Models help identify side-chain pairs for intramolecular cross-linking. A) Energy-minimized model of HT1 (ball-and-stick, nitrogens shown in blue, oxygens in red, carbons in gray, and hydrogens omitted) bound to Grb2-SH2 (surface colored to indicate electrostatics). Side-chains of HT1 not involved in direct Grb2-SH2 binding are omitted for clarity. This energy-minimized model is based on the structure of a native peptide ligand and established SAR data on G1 and its analogs.^{[14c, 18]} Modeling and energy minimization was performed using Molecular Operating Environment (Chemical Computing Group) using AMBER99 and OLPS-AA force fields (negligible differences seen between the two). Selected local water molecules from the crystal structure were included explicitly (not shown). Soft constraints were used on the protein and the peptide was allowed to move freely within the pocket. B) The identical model as in A), but rotated to show relative positions of Leu3 and Met9 (purple), and Val7 and Tyr10 (green). C) Structure of HT1 with side-chains color-coded as in B).

Figure 3

Peptide bicycles based on HT1. A) Chemical structures of BC1-4. Side-chains shown in red are implicated in direct SH2 domain binding in the known structure-activity relationships of G1. Purple and green side-chains comprise staples in positions modelled to be in close proximity, as shown in Fig. 2. B) Competition assay data for G1, HT1, and BC1-4. IC₅₀ values reflect the curve fits shown.

Figure 4

Peptide bicycles are resistant to degradation in human serum. Degradation of peptide macrocycles and bicycles was monitored after zero, 1, 7, 24 and 48 hours in buffered human serum. Percent peptide remaining was calculated by integrating HPLC peaks and normalizing to the zero time point.

Figure 5

Inhibition of tensin-SH2 by peptide macrocycles and bicycles. This fluorescence polarization competition assay used the same dye-labeled ligand as the Grb2-SH2 competition assay.
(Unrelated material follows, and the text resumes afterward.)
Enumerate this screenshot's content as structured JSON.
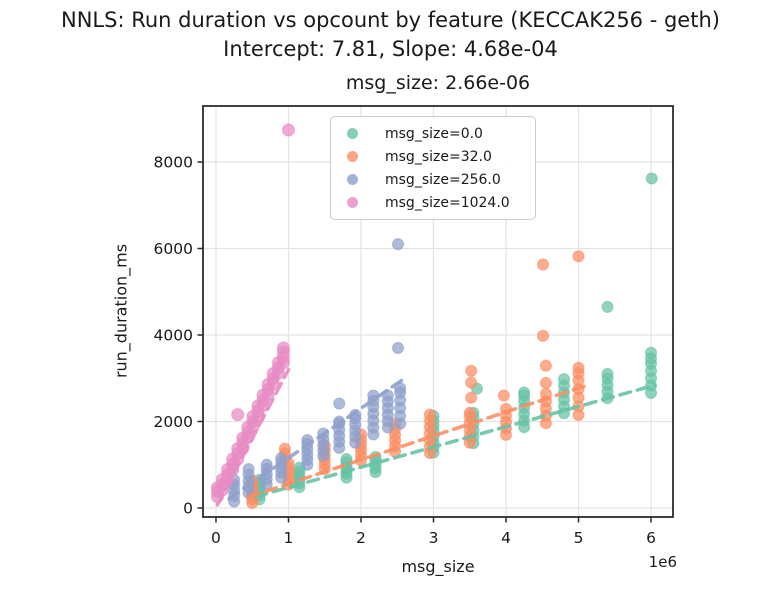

IC₅₀ values reflect the curve fits shown.

Figure 6

Anti-pTyr dot blot assay. Peptides were normalized to 750 μM, then serially diluted as shown and spotted onto nitrocellulose. The membranes were blocked with bovine serum albumin, probed with anti-pY antibodies 4G10 (above) or PY20 (see Fig. S4), probed with secondary antibody, and then images were developed using chemoluminescent detection. Controls included EGF-stimulated cell lysate (highest concentration is 1 mg/mL total protein), the dye-labeled, pTyr-containing probe peptide used in the fluorescence polarization assays (pTyr-containing ligand), and vehicle (50% DMSO).